After last year’s cyber-heist of $81 million at Bangladesh’s central bank and a series of hacks of ATM’s around the world, authoritie­s fear such pump-and-dump schemes could be increasing­ly used for electronic theft. Hong Kong is a favored place for such attacks because of the number of thinly-traded penny stocks in the territory and because its securities industry has fallen behind other financial centers in defending against cyber fraud. At least seven brokers and eight banks have been targeted in Hong Kong, including HSBC Holdings Plc and Bank of China Internatio­nal (BOCI) Securities, according to regulators and people familiar with confidenti­al investigat­ions.

A spokesman for HSBC declined to comment. A spokeswoma­n for BOCI Securities said he could not comment on its case but the brokerage would continue to invest in IT security. “If you ask regulators in the industry what is the number one threat, not surprising­ly it’s all about cyber attacks,” Ashley Alder, CEO of the Hong Kong Securities and Futures Commission (SFC) and chairman of the Internatio­nal Organizati­on of Securities Commission­s, said in a speech to the local legislatur­e last week. “We’ve seen that happen not only in banking but also at brokers in Hong Kong, in particular recent attacks to do with basically hijacking share trading accounts.”

Such schemes surfaced more than a decade ago in the United States. Charles Schwab Corp, E*Trade Financial Corp and JP Morgan Chase & Co. were identified as victims of these schemes in a 2006 complaint filed by the Securities and Exchange Commission. The pace of attacks reported in the United States has slowed in recent years after big brokerages implemente­d a variety of strategies to thwart the hacks, said John Reed Stark, a former chief of the Securities and Exchange Commission’s (SEC) Office of Internet Enforcemen­t.

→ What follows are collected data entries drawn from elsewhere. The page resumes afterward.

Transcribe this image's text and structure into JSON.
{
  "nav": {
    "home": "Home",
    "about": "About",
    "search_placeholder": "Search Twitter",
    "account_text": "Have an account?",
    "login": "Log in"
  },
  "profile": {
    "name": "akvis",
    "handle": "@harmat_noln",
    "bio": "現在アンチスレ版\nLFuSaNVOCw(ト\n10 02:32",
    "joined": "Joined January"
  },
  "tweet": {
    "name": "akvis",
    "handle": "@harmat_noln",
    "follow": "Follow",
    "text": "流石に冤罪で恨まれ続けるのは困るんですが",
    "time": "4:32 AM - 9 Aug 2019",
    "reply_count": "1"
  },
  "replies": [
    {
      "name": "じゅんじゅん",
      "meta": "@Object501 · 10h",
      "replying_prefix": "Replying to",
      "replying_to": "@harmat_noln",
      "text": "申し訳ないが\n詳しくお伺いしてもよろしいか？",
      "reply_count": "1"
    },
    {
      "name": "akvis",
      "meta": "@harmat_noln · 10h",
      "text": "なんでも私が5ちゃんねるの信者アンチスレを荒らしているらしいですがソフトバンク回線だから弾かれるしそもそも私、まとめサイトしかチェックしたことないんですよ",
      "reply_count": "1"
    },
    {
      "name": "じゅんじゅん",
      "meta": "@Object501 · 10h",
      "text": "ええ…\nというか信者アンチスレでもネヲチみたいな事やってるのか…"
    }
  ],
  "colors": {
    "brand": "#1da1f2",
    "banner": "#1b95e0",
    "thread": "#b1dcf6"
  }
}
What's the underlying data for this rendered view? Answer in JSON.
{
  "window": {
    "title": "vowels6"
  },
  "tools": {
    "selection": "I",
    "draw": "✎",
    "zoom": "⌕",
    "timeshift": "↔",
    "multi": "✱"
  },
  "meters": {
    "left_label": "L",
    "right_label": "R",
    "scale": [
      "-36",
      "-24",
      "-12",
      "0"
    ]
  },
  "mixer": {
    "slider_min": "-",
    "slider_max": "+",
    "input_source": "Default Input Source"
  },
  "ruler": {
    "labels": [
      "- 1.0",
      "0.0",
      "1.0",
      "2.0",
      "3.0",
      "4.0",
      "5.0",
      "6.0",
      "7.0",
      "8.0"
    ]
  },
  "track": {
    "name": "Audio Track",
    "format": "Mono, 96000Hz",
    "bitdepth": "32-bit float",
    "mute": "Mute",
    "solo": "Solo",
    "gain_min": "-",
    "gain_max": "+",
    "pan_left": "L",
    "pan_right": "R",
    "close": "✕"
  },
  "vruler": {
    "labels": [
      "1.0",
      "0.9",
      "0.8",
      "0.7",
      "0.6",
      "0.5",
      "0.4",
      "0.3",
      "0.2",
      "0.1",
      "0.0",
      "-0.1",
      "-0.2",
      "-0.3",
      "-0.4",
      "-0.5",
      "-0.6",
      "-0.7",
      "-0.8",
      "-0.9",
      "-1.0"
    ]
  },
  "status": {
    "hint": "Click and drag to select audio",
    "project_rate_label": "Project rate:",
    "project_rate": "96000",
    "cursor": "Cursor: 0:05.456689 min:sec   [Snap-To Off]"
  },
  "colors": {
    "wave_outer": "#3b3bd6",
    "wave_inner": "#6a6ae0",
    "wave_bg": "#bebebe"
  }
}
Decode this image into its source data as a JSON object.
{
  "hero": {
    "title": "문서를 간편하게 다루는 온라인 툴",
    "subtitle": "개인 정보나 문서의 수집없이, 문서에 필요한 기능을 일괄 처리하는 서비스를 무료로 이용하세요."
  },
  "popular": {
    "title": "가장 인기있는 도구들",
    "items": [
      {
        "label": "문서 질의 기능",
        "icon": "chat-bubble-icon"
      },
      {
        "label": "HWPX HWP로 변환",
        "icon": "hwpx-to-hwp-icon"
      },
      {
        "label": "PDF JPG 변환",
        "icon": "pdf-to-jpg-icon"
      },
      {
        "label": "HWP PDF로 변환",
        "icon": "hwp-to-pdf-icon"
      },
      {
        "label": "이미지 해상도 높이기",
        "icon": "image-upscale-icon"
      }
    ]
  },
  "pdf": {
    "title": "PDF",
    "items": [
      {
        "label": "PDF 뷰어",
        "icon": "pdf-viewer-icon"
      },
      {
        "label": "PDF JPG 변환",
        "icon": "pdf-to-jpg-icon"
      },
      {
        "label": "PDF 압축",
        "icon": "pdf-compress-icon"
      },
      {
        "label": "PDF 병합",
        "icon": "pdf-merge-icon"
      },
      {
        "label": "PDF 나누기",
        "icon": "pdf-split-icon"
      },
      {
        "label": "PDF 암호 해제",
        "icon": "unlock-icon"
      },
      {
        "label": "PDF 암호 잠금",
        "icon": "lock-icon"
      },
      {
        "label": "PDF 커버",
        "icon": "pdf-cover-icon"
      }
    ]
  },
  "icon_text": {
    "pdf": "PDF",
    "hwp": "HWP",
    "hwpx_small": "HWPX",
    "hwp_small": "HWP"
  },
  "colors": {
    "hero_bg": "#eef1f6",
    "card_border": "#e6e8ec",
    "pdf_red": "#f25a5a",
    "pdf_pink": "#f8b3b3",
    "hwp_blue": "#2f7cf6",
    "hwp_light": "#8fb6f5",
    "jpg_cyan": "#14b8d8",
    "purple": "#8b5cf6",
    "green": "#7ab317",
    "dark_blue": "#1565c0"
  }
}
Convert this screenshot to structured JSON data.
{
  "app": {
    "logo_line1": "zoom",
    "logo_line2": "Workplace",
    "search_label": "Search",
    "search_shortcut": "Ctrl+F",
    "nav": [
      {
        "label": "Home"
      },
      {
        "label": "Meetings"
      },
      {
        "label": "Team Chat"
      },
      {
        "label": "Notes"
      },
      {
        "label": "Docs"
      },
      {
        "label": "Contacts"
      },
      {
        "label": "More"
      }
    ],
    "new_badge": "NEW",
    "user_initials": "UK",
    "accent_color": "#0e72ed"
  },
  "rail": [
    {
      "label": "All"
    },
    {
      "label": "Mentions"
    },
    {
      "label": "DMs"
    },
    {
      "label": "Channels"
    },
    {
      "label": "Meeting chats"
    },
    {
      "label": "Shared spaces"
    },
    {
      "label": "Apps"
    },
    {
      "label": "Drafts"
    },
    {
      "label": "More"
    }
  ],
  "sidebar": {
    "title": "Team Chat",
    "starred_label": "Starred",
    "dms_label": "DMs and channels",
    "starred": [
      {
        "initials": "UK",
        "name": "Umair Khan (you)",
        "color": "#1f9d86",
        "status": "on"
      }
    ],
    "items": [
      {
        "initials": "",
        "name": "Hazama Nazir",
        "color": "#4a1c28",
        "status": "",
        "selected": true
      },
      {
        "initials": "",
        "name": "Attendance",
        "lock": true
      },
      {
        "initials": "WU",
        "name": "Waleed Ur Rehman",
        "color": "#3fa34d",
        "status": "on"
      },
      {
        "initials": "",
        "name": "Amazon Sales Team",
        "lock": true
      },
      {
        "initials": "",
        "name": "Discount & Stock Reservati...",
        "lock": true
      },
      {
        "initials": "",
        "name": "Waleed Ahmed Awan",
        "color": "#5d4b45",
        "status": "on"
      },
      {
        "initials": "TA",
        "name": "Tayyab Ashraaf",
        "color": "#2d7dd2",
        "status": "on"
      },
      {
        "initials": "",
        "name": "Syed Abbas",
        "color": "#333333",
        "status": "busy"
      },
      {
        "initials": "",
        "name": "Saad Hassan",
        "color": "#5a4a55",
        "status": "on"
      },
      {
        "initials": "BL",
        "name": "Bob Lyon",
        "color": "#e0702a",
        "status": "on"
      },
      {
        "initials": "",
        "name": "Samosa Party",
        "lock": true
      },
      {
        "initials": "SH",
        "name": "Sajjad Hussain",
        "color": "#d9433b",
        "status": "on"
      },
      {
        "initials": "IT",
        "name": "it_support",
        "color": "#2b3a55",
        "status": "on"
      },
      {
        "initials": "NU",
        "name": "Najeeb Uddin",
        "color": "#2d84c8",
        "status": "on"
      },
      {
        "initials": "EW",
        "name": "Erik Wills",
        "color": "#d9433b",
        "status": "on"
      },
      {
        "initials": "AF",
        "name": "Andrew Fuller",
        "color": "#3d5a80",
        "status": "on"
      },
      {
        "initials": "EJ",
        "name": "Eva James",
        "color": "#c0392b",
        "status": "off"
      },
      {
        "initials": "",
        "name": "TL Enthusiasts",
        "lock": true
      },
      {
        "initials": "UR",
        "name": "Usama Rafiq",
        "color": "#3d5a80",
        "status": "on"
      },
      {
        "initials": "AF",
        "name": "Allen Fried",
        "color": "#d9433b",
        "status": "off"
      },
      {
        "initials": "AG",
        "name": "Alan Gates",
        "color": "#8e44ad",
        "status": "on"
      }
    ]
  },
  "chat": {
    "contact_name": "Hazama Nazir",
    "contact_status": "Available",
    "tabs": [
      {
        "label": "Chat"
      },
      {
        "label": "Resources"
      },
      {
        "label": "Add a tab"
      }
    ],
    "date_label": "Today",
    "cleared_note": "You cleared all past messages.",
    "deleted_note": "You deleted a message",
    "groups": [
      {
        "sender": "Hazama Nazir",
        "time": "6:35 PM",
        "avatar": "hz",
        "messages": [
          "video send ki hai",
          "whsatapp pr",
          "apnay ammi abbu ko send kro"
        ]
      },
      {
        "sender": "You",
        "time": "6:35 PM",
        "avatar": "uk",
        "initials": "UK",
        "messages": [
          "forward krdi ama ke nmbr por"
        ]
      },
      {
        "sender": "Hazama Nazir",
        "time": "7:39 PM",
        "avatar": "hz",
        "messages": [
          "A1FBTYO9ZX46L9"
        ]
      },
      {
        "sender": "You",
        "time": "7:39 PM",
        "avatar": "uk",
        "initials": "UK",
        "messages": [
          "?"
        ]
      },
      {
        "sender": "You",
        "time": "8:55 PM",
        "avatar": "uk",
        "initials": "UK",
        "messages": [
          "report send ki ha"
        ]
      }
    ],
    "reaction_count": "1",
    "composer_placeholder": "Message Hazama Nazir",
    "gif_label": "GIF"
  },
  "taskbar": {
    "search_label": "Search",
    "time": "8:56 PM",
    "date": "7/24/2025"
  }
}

Some use algorithms to identify and halt unusual trading activity, others scrutinize Internet traffic for orders coming from suspicious servers and one stopped permitting customers to use its online trading platform from buying penny stocks, said Stark, who now runs cyber-security consulting firm John Reed Stark Consulting LLC. But such protection­s are rare in Hong Kong, where the government has only recently started suggesting security improvemen­ts to banks and brokerages which have traditiona­lly considered stock trading to be low-risk.